Syrian writers issued a declaration yesterday denouncing a bloody crackdown on protests, a sign of outrage surging through the intellectual elite after days of the deadliest violence in five weeks of demonstrations.
Rights groups say security forces have killed more than 350 civilians since unrest began last month. A third of the victims were killed in the past three days as the scale and breadth of a popular revolt against Syrian President Bashar al-Assad intensified.
Foreign journalists have mostly been expelled from the country, making it impossible to verify the situation on the ground. Grisly footage posted on the Internet by demonstrators in recent days appears to show troops firing on unarmed crowds.
In the latest violence, activists said government troops and gunmen loyal to Assad shot dead at least nine civilians on Sunday in the Mediterranean coastal town of Jabla, where troops deployed following a protest the previous night.
Rights campaigners said they feared Assad’s forces were preparing for an attack on the town of Nawa after reports of bulldozers and military vehicles heading there. Thousands of people in the town called for the overthrow of Assad on Sunday at a funeral for -protesters killed by security forces.
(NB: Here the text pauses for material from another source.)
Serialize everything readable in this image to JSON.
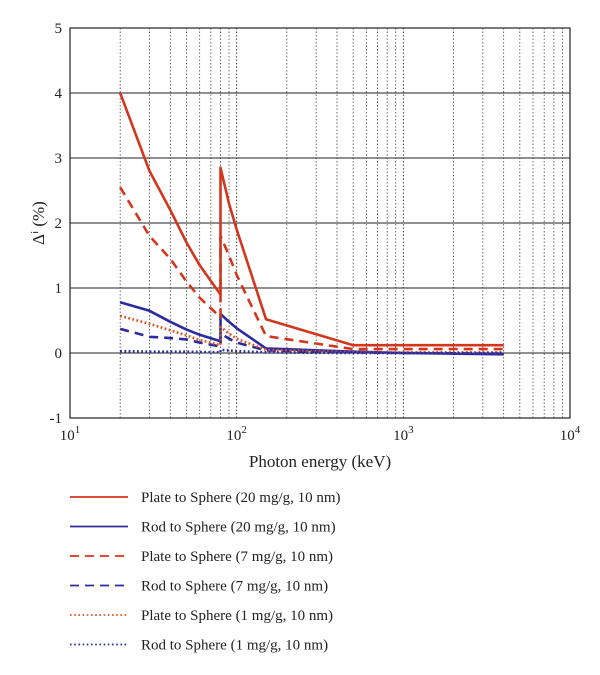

Electricity and communications were cut off in parts of Nawa by the evening and residents, some armed, erected barriers in the streets in preparation to defend against attack.
“Long live Syria. Down with Bashar!” mourners chanted during the funeral in Nawa, 25km north of Deraa, where demonstrations against Assad’s rule erupted last month. “Leave, leave! The people want the overthrow of the regime.”
In Banias, south of Jabla, protest leaders said they would cut the main coastal highway unless the siege on Jabla was lifted. Jabla is home to large numbers of -members of Assad’s Alawite Shiite minority, who had generally stayed away from protests in the past.
Yesterday’s declaration was signed by 102 writers and journalists, in Syria and in exile, representing all the country’s main sects, a sign that shock at the violence is crossing Syria’s lines of sectarian division.
It called on Syrian intellectuals “who have not broken the barrier of fear to make a clear stand.”
“We condemn the violent, oppressive practices of the Syrian regime against the protesters and mourn the martyrs of the uprising,” the declaration said.
Signatories included Alawite figures such as former political prisoner Loay Hussein; female writers Samar Yazbek and Hala Mohammad; Souad Jarrous, correspondent for the pan-Araba daily al-Sharq al-Awsat; writer and former political prisoner Yassin al-Haj Saleh and filmmaker Mohammad Ali al-Attassi.
Mansour al-Ali, a prominent Alawite figure from Homs, was arrested in his home city after he spoke out against the shooting of protesters, an activist in Homs said.
At least 100 people were killed across Syria on Friday, the highest toll of the unrest, when security forces shot protesters demanding political freedoms and an end to corruption in their country, ruled for 41 years by the Assad dynasty.
Another 12 people were killed on Saturday at mass funerals for slain protesters. Rights campaigners said secret police raided homes near Damascus and in the central city of Homs on Sunday, arresting activists.